Юноше стоило невероятных усилий говорить. Но дух его еще не был сломлен, и он придавал его словам страшную, потрясающую силу.
— Вот этот человек, что стоит здесь, грабил нас без зазрения совести, как все эти знатные господа грабят нас, ничтожных тварей, облагают нас чудовищными податями, заставляют работать на себя без отдыха и все даром. Нам нельзя было молоть свое зерно нигде кроме как на его мельнице, его птица кормилась на наших полях, но не приведи бог кому-нибудь из нас завести свою, хотя бы одного куренка, у нас не было ничего своего, нас обирали до нитки, а если в кои-то веки кому-нибудь из нас случалось раздобыть кусок мяса, мы ели его тайком, заперев двери и окна, чтобы никто не видел, не то тут же явятся господские слуги и отнимут. До того уж нас разорили и забили, до такой нищеты мы дошли, что отец нам часто говорил, на такую жизнь детей рожать — только горе плодить, и мы должны бога молить, чтобы наши женщины бесплодными были и чтобы весь наш люд горемычный поскорее вымер.

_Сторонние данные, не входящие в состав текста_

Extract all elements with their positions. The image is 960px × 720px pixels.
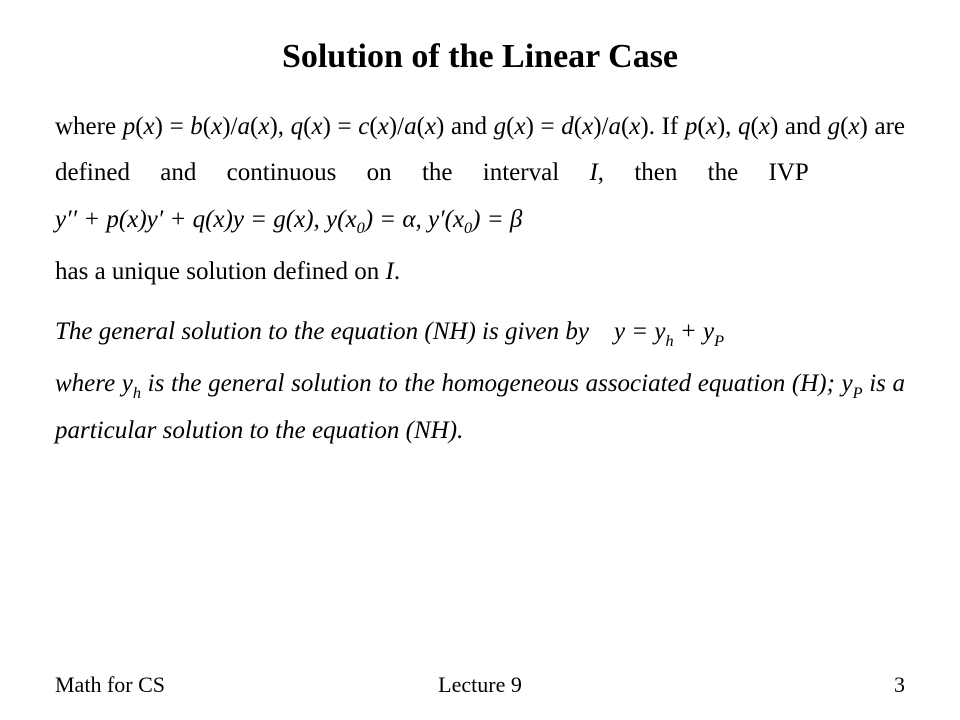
var-b: b: [190, 113, 203, 140]
slide-body: where p(x) = b(x)/a(x), q(x) = c(x)/a(x)…: [55, 104, 905, 454]
slide-footer: Math for CS Lecture 9 3: [55, 672, 905, 698]
var-g: g: [494, 113, 507, 140]
var-x: x: [378, 113, 389, 140]
var-a: a: [404, 113, 417, 140]
var-a: a: [238, 113, 251, 140]
eq-part: y: [842, 370, 853, 397]
var-x: x: [759, 113, 770, 140]
slide: Solution of the Linear Case where p(x) =…: [0, 0, 960, 720]
footer-center: Lecture 9: [55, 672, 905, 698]
ivp-equation: y′′ + p(x)y′ + q(x)y = g(x), y(x0) = α, …: [55, 206, 522, 233]
text: ) and: [436, 113, 494, 140]
var-p: p: [685, 113, 698, 140]
text: ) =: [526, 113, 562, 140]
text: has a unique solution defined on: [55, 258, 386, 285]
var-c: c: [358, 113, 369, 140]
text: )/: [222, 113, 237, 140]
var-x: x: [211, 113, 222, 140]
eq-part: y: [122, 370, 133, 397]
eq-part: y′′ + p(x)y′ + q(x)y = g(x), y(x: [55, 206, 357, 233]
var-x: x: [144, 113, 155, 140]
var-x: x: [582, 113, 593, 140]
text: .: [394, 258, 400, 285]
text: ),: [269, 113, 290, 140]
general-solution-eq: y = yh + yP: [614, 318, 724, 345]
eq-part: + y: [674, 318, 714, 345]
text: )/: [593, 113, 608, 140]
var-x: x: [514, 113, 525, 140]
var-I: I: [386, 258, 394, 285]
text: where: [55, 370, 122, 397]
var-d: d: [561, 113, 574, 140]
text: , then the IVP: [598, 159, 808, 186]
text: The general solution to the equation (NH…: [55, 318, 589, 345]
eq-sub: 0: [357, 219, 365, 237]
paragraph-4: where yh is the general solution to the …: [55, 361, 905, 454]
text: ) =: [155, 113, 191, 140]
var-x: x: [258, 113, 269, 140]
eq-part: ) = α, y′(x: [365, 206, 464, 233]
paragraph-1: where p(x) = b(x)/a(x), q(x) = c(x)/a(x)…: [55, 104, 905, 243]
var-x: x: [629, 113, 640, 140]
yp-symbol: yP: [842, 370, 863, 397]
var-q: q: [738, 113, 751, 140]
var-x: x: [425, 113, 436, 140]
eq-sub: P: [714, 332, 724, 350]
var-a: a: [608, 113, 621, 140]
eq-part: y = y: [614, 318, 666, 345]
var-x: x: [706, 113, 717, 140]
text: where: [55, 113, 123, 140]
var-I: I: [589, 159, 597, 186]
paragraph-3: The general solution to the equation (NH…: [55, 309, 905, 355]
text: ). If: [640, 113, 684, 140]
text: )/: [389, 113, 404, 140]
text: ) =: [323, 113, 359, 140]
text: is the general solution to the homogeneo…: [141, 370, 842, 397]
slide-title: Solution of the Linear Case: [55, 38, 905, 76]
var-p: p: [123, 113, 136, 140]
var-x: x: [848, 113, 859, 140]
var-x: x: [311, 113, 322, 140]
eq-sub: h: [133, 384, 141, 402]
yh-symbol: yh: [122, 370, 141, 397]
paragraph-2: has a unique solution defined on I.: [55, 249, 905, 295]
eq-sub: P: [853, 384, 863, 402]
eq-part: ) = β: [472, 206, 522, 233]
var-q: q: [291, 113, 304, 140]
var-g: g: [828, 113, 841, 140]
eq-sub: h: [666, 332, 674, 350]
eq-sub: 0: [464, 219, 472, 237]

Я никогда не видел такого бурного негодования, такого взрыва оскорбленных чувств у подневольного человека. Я давно подозревал, что угнетенный народ таит в душе чувства возмущения и обиды, но, глядя на этого умирающего юношу, я понял, с какой неудержимой силой эти чувства рвутся наружу.
— И все-таки, доктор, сестра моя вышла замуж. Он хворал, бедняга, и она жалела его, заботилась о нем, ей хотелось выходить своего милого, и она стала его женой, и он поселился с нами, в нашей лачуге, в конуре, как сказал бы этот гордец. Как-то раз, не прошло и нескольких недель, как они поженились, сестра моя попалась на глаза его брату и так приглянулась ему, что он попросил нашего господина уступить ее, отдать ему, — ну, а то, что она мужняя жена, им до этого, конечно, не было дела. Он охотно согласился, но сестра у меня хорошая, честная, и она так же, как и я, ненавидела его брата. И что же они надумали, эти двое, чтобы заставить мужа отказаться от жены, чтобы он сам уговорил ее пойти к этому человеку? Юноша все время смотрел мне в глаза, но сейчас он с усилием перевел взгляд на невозмутимое лицо холодно смотревшего на него маркиза, и я, глядя на них обоих, понял: все то, что он говорит, — правда. Я как сейчас вижу их перед собой, даже вот здесь, в тюрьме, эти скрестившиеся взгляды, полные взаимоуничтожающей гордости, гордости знатного дворянина и гордости простого крестьянина; презрительного равнодушия и задушенных чувств ярости и неутоленной мести.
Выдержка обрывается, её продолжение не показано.